Is Political Islam Headed For The Dustbin Of History?
The hope of a movement of nonviolent, moderate form of Islam flourishing in the Middle East was bright at the peak of the Arab Spring, but the rise of ISIS and other Islamic-inspired terror groups has cast a cloud over political Islam’s future, asserts Cameron Glenn of The National Interest.

“The marginalization of Islamist parties is a setback after the unprecedented political opportunities provided by the Arab Spring in 2011. Egypt’s Muslim Brotherhood, the ideological grandfather of dozens of Islamist parties, won the presidency and the largest share of seats in parliament—to be ousted and declared a terrorist organization in 2013. By the end of 2015, Islamist parties across the region had lost elections, been banned or opted to boycott political systems increasingly skewed against them,” writes Glenn.

The trend towards more violent and polarized political systems in the region, as well as the increase in attacks on Western targets, will further weaken moderate groups. And that trend does not appear to be heading for a reversal any time soon.

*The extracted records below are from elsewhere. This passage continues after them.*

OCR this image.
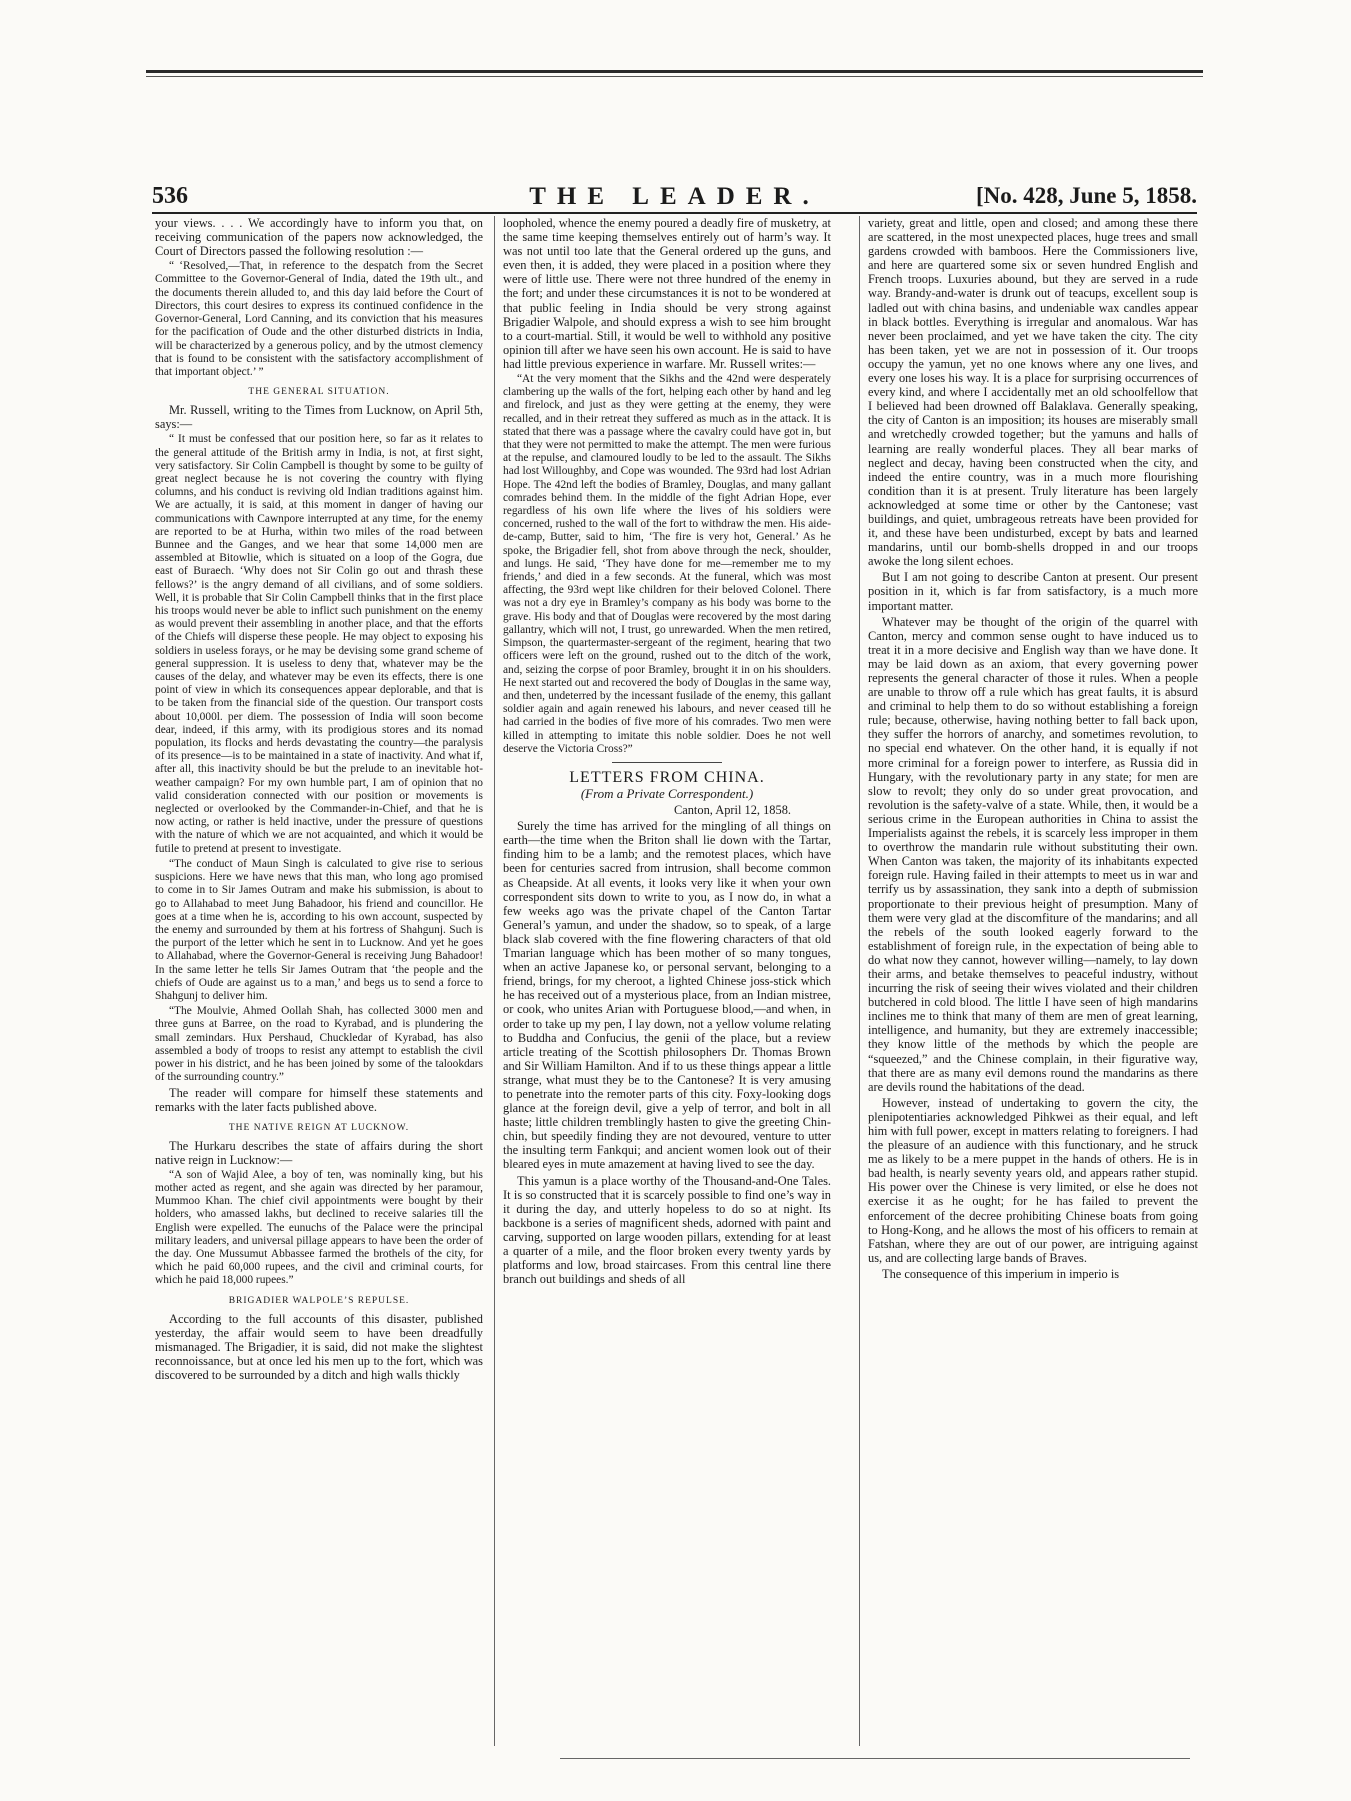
536	THE LEADER.	[No. 428, June 5, 1858.

your views. . . . We accordingly have to inform you that, on receiving communication of the papers now acknowledged, the Court of Directors passed the following resolution :—

“ ‘Resolved,—That, in reference to the despatch from the Secret Committee to the Governor-General of India, dated the 19th ult., and the documents therein alluded to, and this day laid before the Court of Directors, this court desires to express its continued confidence in the Governor-General, Lord Canning, and its conviction that his measures for the pacification of Oude and the other disturbed districts in India, will be characterized by a generous policy, and by the utmost clemency that is found to be consistent with the satisfactory accomplishment of that important object.’ ”

THE GENERAL SITUATION.

Mr. Russell, writing to the Times from Lucknow, on April 5th, says:—

“ It must be confessed that our position here, so far as it relates to the general attitude of the British army in India, is not, at first sight, very satisfactory. Sir Colin Campbell is thought by some to be guilty of great neglect because he is not covering the country with flying columns, and his conduct is reviving old Indian traditions against him. We are actually, it is said, at this moment in danger of having our communications with Cawnpore interrupted at any time, for the enemy are reported to be at Hurha, within two miles of the road between Bunnee and the Ganges, and we hear that some 14,000 men are assembled at Bitowlie, which is situated on a loop of the Gogra, due east of Buraech. ‘Why does not Sir Colin go out and thrash these fellows?’ is the angry demand of all civilians, and of some soldiers. Well, it is probable that Sir Colin Campbell thinks that in the first place his troops would never be able to inflict such punishment on the enemy as would prevent their assembling in another place, and that the efforts of the Chiefs will disperse these people. He may object to exposing his soldiers in useless forays, or he may be devising some grand scheme of general suppression. It is useless to deny that, whatever may be the causes of the delay, and whatever may be even its effects, there is one point of view in which its consequences appear deplorable, and that is to be taken from the financial side of the question. Our transport costs about 10,000l. per diem. The possession of India will soon become dear, indeed, if this army, with its prodigious stores and its nomad population, its flocks and herds devastating the country—the paralysis of its presence—is to be maintained in a state of inactivity. And what if, after all, this inactivity should be but the prelude to an inevitable hot-weather campaign? For my own humble part, I am of opinion that no valid consideration connected with our position or movements is neglected or overlooked by the Commander-in-Chief, and that he is now acting, or rather is held inactive, under the pressure of questions with the nature of which we are not acquainted, and which it would be futile to pretend at present to investigate.

“The conduct of Maun Singh is calculated to give rise to serious suspicions. Here we have news that this man, who long ago promised to come in to Sir James Outram and make his submission, is about to go to Allahabad to meet Jung Bahadoor, his friend and councillor. He goes at a time when he is, according to his own account, suspected by the enemy and surrounded by them at his fortress of Shahgunj. Such is the purport of the letter which he sent in to Lucknow. And yet he goes to Allahabad, where the Governor-General is receiving Jung Bahadoor! In the same letter he tells Sir James Outram that ‘the people and the chiefs of Oude are against us to a man,’ and begs us to send a force to Shahgunj to deliver him.

“The Moulvie, Ahmed Oollah Shah, has collected 3000 men and three guns at Barree, on the road to Kyrabad, and is plundering the small zemindars. Hux Pershaud, Chuckledar of Kyrabad, has also assembled a body of troops to resist any attempt to establish the civil power in his district, and he has been joined by some of the talookdars of the surrounding country.”

The reader will compare for himself these statements and remarks with the later facts published above.

THE NATIVE REIGN AT LUCKNOW.

The Hurkaru describes the state of affairs during the short native reign in Lucknow:—

“A son of Wajid Alee, a boy of ten, was nominally king, but his mother acted as regent, and she again was directed by her paramour, Mummoo Khan. The chief civil appointments were bought by their holders, who amassed lakhs, but declined to receive salaries till the English were expelled. The eunuchs of the Palace were the principal military leaders, and universal pillage appears to have been the order of the day. One Mussumut Abbassee farmed the brothels of the city, for which he paid 60,000 rupees, and the civil and criminal courts, for which he paid 18,000 rupees.”

BRIGADIER WALPOLE’S REPULSE.

According to the full accounts of this disaster, published yesterday, the affair would seem to have been dreadfully mismanaged. The Brigadier, it is said, did not make the slightest reconnoissance, but at once led his men up to the fort, which was discovered to be surrounded by a ditch and high walls thickly

loopholed, whence the enemy poured a deadly fire of musketry, at the same time keeping themselves entirely out of harm’s way. It was not until too late that the General ordered up the guns, and even then, it is added, they were placed in a position where they were of little use. There were not three hundred of the enemy in the fort; and under these circumstances it is not to be wondered at that public feeling in India should be very strong against Brigadier Walpole, and should express a wish to see him brought to a court-martial. Still, it would be well to withhold any positive opinion till after we have seen his own account. He is said to have had little previous experience in warfare. Mr. Russell writes:—

“At the very moment that the Sikhs and the 42nd were desperately clambering up the walls of the fort, helping each other by hand and leg and firelock, and just as they were getting at the enemy, they were recalled, and in their retreat they suffered as much as in the attack. It is stated that there was a passage where the cavalry could have got in, but that they were not permitted to make the attempt. The men were furious at the repulse, and clamoured loudly to be led to the assault. The Sikhs had lost Willoughby, and Cope was wounded. The 93rd had lost Adrian Hope. The 42nd left the bodies of Bramley, Douglas, and many gallant comrades behind them. In the middle of the fight Adrian Hope, ever regardless of his own life where the lives of his soldiers were concerned, rushed to the wall of the fort to withdraw the men. His aide-de-camp, Butter, said to him, ‘The fire is very hot, General.’ As he spoke, the Brigadier fell, shot from above through the neck, shoulder, and lungs. He said, ‘They have done for me—remember me to my friends,’ and died in a few seconds. At the funeral, which was most affecting, the 93rd wept like children for their beloved Colonel. There was not a dry eye in Bramley’s company as his body was borne to the grave. His body and that of Douglas were recovered by the most daring gallantry, which will not, I trust, go unrewarded. When the men retired, Simpson, the quartermaster-sergeant of the regiment, hearing that two officers were left on the ground, rushed out to the ditch of the work, and, seizing the corpse of poor Bramley, brought it in on his shoulders. He next started out and recovered the body of Douglas in the same way, and then, undeterred by the incessant fusilade of the enemy, this gallant soldier again and again renewed his labours, and never ceased till he had carried in the bodies of five more of his comrades. Two men were killed in attempting to imitate this noble soldier. Does he not well deserve the Victoria Cross?”

LETTERS FROM CHINA.
(From a Private Correspondent.)
Canton, April 12, 1858.

Surely the time has arrived for the mingling of all things on earth—the time when the Briton shall lie down with the Tartar, finding him to be a lamb; and the remotest places, which have been for centuries sacred from intrusion, shall become common as Cheapside. At all events, it looks very like it when your own correspondent sits down to write to you, as I now do, in what a few weeks ago was the private chapel of the Canton Tartar General’s yamun, and under the shadow, so to speak, of a large black slab covered with the fine flowering characters of that old Tmarian language which has been mother of so many tongues, when an active Japanese ko, or personal servant, belonging to a friend, brings, for my cheroot, a lighted Chinese joss-stick which he has received out of a mysterious place, from an Indian mistree, or cook, who unites Arian with Portuguese blood,—and when, in order to take up my pen, I lay down, not a yellow volume relating to Buddha and Confucius, the genii of the place, but a review article treating of the Scottish philosophers Dr. Thomas Brown and Sir William Hamilton. And if to us these things appear a little strange, what must they be to the Cantonese? It is very amusing to penetrate into the remoter parts of this city. Foxy-looking dogs glance at the foreign devil, give a yelp of terror, and bolt in all haste; little children tremblingly hasten to give the greeting Chin-chin, but speedily finding they are not devoured, venture to utter the insulting term Fankqui; and ancient women look out of their bleared eyes in mute amazement at having lived to see the day.

This yamun is a place worthy of the Thousand-and-One Tales. It is so constructed that it is scarcely possible to find one’s way in it during the day, and utterly hopeless to do so at night. Its backbone is a series of magnificent sheds, adorned with paint and carving, supported on large wooden pillars, extending for at least a quarter of a mile, and the floor broken every twenty yards by platforms and low, broad staircases. From this central line there branch out buildings and sheds of all

variety, great and little, open and closed; and among these there are scattered, in the most unexpected places, huge trees and small gardens crowded with bamboos. Here the Commissioners live, and here are quartered some six or seven hundred English and French troops. Luxuries abound, but they are served in a rude way. Brandy-and-water is drunk out of teacups, excellent soup is ladled out with china basins, and undeniable wax candles appear in black bottles. Everything is irregular and anomalous. War has never been proclaimed, and yet we have taken the city. The city has been taken, yet we are not in possession of it. Our troops occupy the yamun, yet no one knows where any one lives, and every one loses his way. It is a place for surprising occurrences of every kind, and where I accidentally met an old schoolfellow that I believed had been drowned off Balaklava. Generally speaking, the city of Canton is an imposition; its houses are miserably small and wretchedly crowded together; but the yamuns and halls of learning are really wonderful places. They all bear marks of neglect and decay, having been constructed when the city, and indeed the entire country, was in a much more flourishing condition than it is at present. Truly literature has been largely acknowledged at some time or other by the Cantonese; vast buildings, and quiet, umbrageous retreats have been provided for it, and these have been undisturbed, except by bats and learned mandarins, until our bomb-shells dropped in and our troops awoke the long silent echoes.

But I am not going to describe Canton at present. Our present position in it, which is far from satisfactory, is a much more important matter.

Whatever may be thought of the origin of the quarrel with Canton, mercy and common sense ought to have induced us to treat it in a more decisive and English way than we have done. It may be laid down as an axiom, that every governing power represents the general character of those it rules. When a people are unable to throw off a rule which has great faults, it is absurd and criminal to help them to do so without establishing a foreign rule; because, otherwise, having nothing better to fall back upon, they suffer the horrors of anarchy, and sometimes revolution, to no special end whatever. On the other hand, it is equally if not more criminal for a foreign power to interfere, as Russia did in Hungary, with the revolutionary party in any state; for men are slow to revolt; they only do so under great provocation, and revolution is the safety-valve of a state. While, then, it would be a serious crime in the European authorities in China to assist the Imperialists against the rebels, it is scarcely less improper in them to overthrow the mandarin rule without substituting their own. When Canton was taken, the majority of its inhabitants expected foreign rule. Having failed in their attempts to meet us in war and terrify us by assassination, they sank into a depth of submission proportionate to their previous height of presumption. Many of them were very glad at the discomfiture of the mandarins; and all the rebels of the south looked eagerly forward to the establishment of foreign rule, in the expectation of being able to do what now they cannot, however willing—namely, to lay down their arms, and betake themselves to peaceful industry, without incurring the risk of seeing their wives violated and their children butchered in cold blood. The little I have seen of high mandarins inclines me to think that many of them are men of great learning, intelligence, and humanity, but they are extremely inaccessible; they know little of the methods by which the people are “squeezed,” and the Chinese complain, in their figurative way, that there are as many evil demons round the mandarins as there are devils round the habitations of the dead.

However, instead of undertaking to govern the city, the plenipotentiaries acknowledged Pihkwei as their equal, and left him with full power, except in matters relating to foreigners. I had the pleasure of an audience with this functionary, and he struck me as likely to be a mere puppet in the hands of others. He is in bad health, is nearly seventy years old, and appears rather stupid. His power over the Chinese is very limited, or else he does not exercise it as he ought; for he has failed to prevent the enforcement of the decree prohibiting Chinese boats from going to Hong-Kong, and he allows the most of his officers to remain at Fatshan, where they are out of our power, are intriguing against us, and are collecting large bands of Braves.

The consequence of this imperium in imperio is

“With extremist groups becoming ever more violent and polarized and political systems becoming more repressive, nonviolent Islamist parties may find themselves even further pushed to the margins of the political debate in 2016. Political Islam’s annus horribilis isn’t over,” he concludes.

China Again Stokes Fires In South China Sea
China has once again sparked protests over in the South China Sea region after it landed a plane on a runway on one of its newly-created artificial islands. China, which claims it owns most of the South China Sea, has for months been slowly building up disputed islands in order to secure their claims on them.

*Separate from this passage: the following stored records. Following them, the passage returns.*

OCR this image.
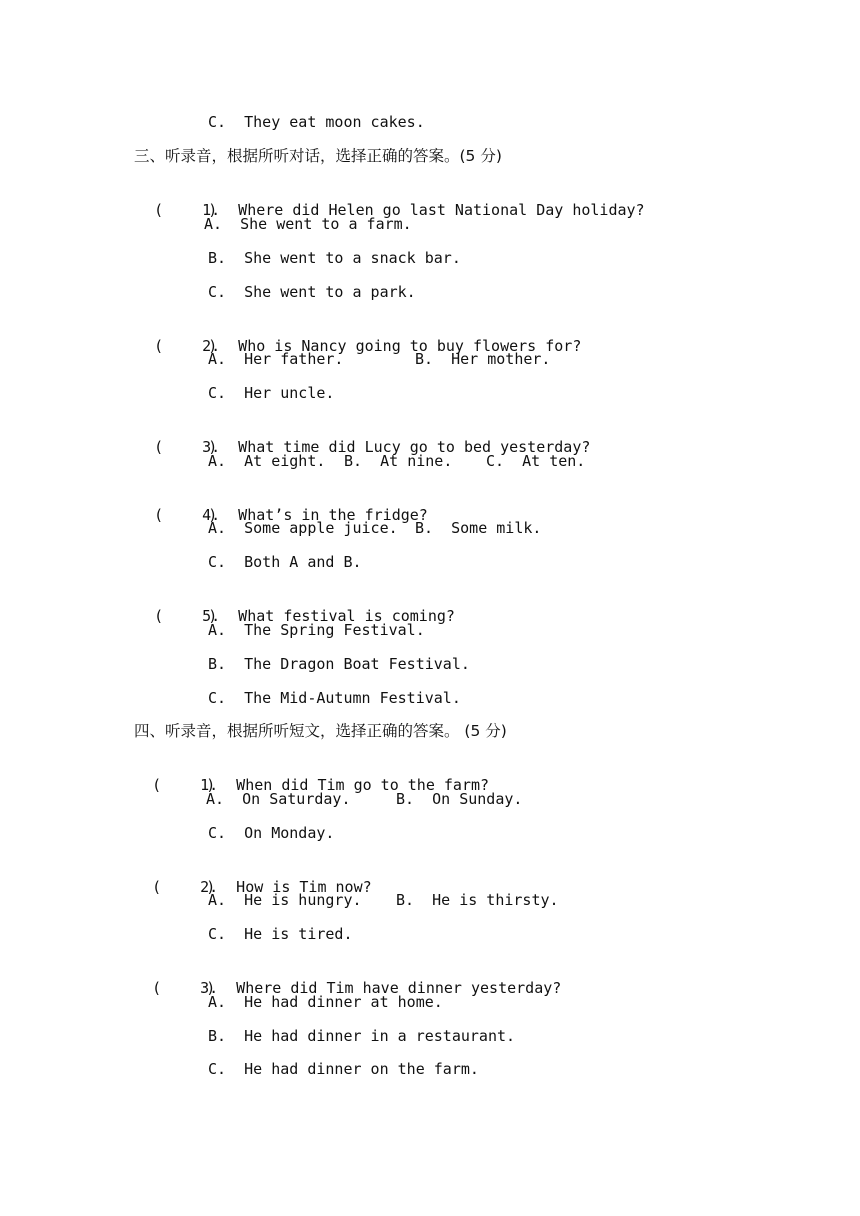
C.  They eat moon cakes.
三、听录音，根据所听对话，选择正确的答案。(5 分)

(     )1.  Where did Helen go last National Day holiday?

A.  She went to a farm.
B.  She went to a snack bar.
C.  She went to a park.

(     )2.  Who is Nancy going to buy flowers for?

A.  Her father.	B.  Her mother.
C.  Her uncle.

(     )3.  What time did Lucy go to bed yesterday?

A.  At eight. B.  At nine. C.  At ten.

(     )4.  What’s in the fridge?

A.  Some apple juice. B.  Some milk.
C.  Both A and B.

(     )5.  What festival is coming?

A.  The Spring Festival.
B.  The Dragon Boat Festival.
C.  The Mid-Autumn Festival.
四、听录音，根据所听短文，选择正确的答案。 (5 分)

(     )1.  When did Tim go to the farm?

A.  On Saturday.	B.  On Sunday.
C.  On Monday.

(     )2.  How is Tim now?

A.  He is hungry. B.  He is thirsty.
C.  He is tired.

(     )3.  Where did Tim have dinner yesterday?

A.  He had dinner at home.
B.  He had dinner in a restaurant.
C.  He had dinner on the farm.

The latest salvo has elicited protests from the United States, as well as Beijing’s regional neighbors, particularly Japan, Vietnam and the Philippines.

State Department spokesman John Kirby said China’s landing of the plane “raises tensions and threatens regional stability.”

Foreign Ministry spokesman Le Hai Binh said in a statement that the landing was “a serious infringement of the sovereignty of Vietnam on the Spratly archipelago, contrary to the common perception of high-ranking leaders of the two countries and (to) an agreement on the basic principles for directly solving maritime issues between Vietnam and China”.

Global Agreements Easier To Negotiate Than To Implement
The implementation phase of major multinational agreements reached in 2015, from the Trans-Pacific Partnership trade deal to the Iran nuclear accord, will likely be more trying than the negotiation process, writes Council on Foreign Relations President Richard N. Haass.

From the Trans Pacific Partnership (TPP) and the global climate deal to a framework for Syrian peace, Haass asserts that drawing a framework is a lot easier than actually bringing resolutions to reality.

“The negotiators still must be able to deliver their governments’ full backing, and this is never automatic, especially when it comes to democracies such as the US, where different branches of government are often controlled by different political parties.

“A second reality is that there is an unavoidable trade-off between negotiations and implementation. In many cases, agreement is possible only if critical details are left unresolved,” he argues.